You do not have "unknown functions", you have incomplete data points.
This is actually a well-known problem in kNN, and there is a carefully tested template for solving the problem.
Although the problem is actually a "incomplete data" problem, in the context of kNN it is often (usually?) Called the sparseness problem.
In practice, the problem of sparseness in the construction of knn models, with the exception of, possibly, efficient storage / retrieval of data included in the model, is key to kNN.
For example, consider Amazon.comβs recommendation mechanism, in which product ratings as user-defined functions containing columns and users containing rows, so that this matrix is ββ100% complete, every Amazon customer would have to buy and view every Amazon sold. The actual sparseness of this matrix should be> 95%.

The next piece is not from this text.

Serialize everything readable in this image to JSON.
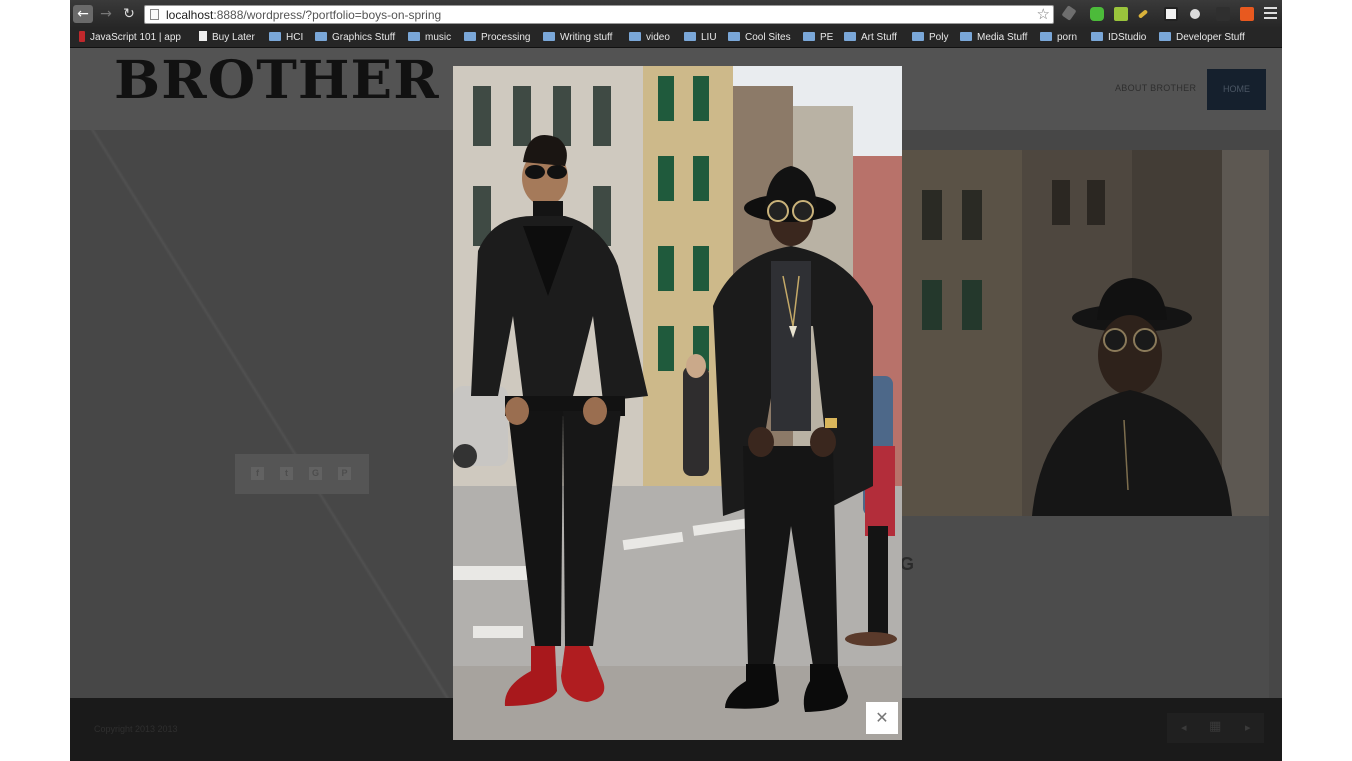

The most common method (and which is still the most advanced as far as I know) is known as NNMA or non-negative matrix approximation. This method is also often referred to incorrectly as NNMF, in which F stands for factorization. (NNMA is based on the factorization method, but the result is not a factor in the original data matrix.) I mention this because this alternative term, although incorrect, is widely used, so I would include it in my search queries.

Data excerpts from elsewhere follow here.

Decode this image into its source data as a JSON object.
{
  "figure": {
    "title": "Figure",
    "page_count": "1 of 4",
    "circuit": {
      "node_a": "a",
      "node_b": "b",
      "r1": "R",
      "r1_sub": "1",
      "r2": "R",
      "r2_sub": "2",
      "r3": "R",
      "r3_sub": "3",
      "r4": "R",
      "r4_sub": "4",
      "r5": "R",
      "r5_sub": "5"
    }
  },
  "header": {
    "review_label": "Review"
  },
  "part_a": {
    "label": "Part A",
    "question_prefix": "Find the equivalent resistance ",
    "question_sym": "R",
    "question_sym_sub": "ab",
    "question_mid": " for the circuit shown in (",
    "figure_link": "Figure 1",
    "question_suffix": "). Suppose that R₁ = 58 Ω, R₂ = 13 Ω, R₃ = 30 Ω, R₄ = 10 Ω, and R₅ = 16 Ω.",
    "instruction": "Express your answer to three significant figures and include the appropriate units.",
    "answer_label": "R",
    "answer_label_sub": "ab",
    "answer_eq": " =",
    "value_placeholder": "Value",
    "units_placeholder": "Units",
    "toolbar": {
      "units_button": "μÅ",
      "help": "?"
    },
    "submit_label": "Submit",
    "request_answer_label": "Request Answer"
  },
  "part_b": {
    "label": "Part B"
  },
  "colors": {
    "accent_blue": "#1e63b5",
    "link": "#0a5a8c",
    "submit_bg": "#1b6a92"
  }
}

In essence, this technique can be used to remove sparseness from a matrix or, alternatively, to fill in missing cells (i.e., the client on row R did not redo the product of column C).
You can find the full implementation of nnma, including the accompanying tutorial (in python + numpy) on Albert Au Young's Ching-man blog .
In addition, there are several python packages (available through PyPI) that contain packaged code for NNMA. I used only one of them, PyMF , which you can find in Google Code.
So you can see how NNMA works on its magic, here is my simple but complete implementation of NNMA in python + NumPy :
import numpy as NP def cf(q, v): """ the cost function """ qv = (q - v)**2 return NP.sum(NP.sum(qv, axis=0)) def nnma(d, max_iter=100): x, y = d.shape z = y w = NP.random.rand(x, y) h = NP.random.rand(y, z) for i in range(max_iter): wh = NP.dot(w, h) cost = cf(d, wh) if cost == 0: break hn = NP.dot(wT, d) hd = NP.dot(NP.dot(wT, w), h) h *= hn/hd wn = NP.dot(d, hT) wd = NP.dot(NP.dot(w, h), hT) w *= wn/wd return NP.dot(w, h)
To use this NNMA function, simply pass in a 2D array (matrix) with β0β for each missing cell (in other words, your data matrix with β0β is inserted for each missing value):
>>> d
So, as you can see, the results are not so bad, especially for a very simple implementation. All missing elements are filled, and the remaining values ββare close to the corresponding value from the original data matrix, for example, column 0, row 0 is 7.0 in the original data matrix and 6.998 in the approximate.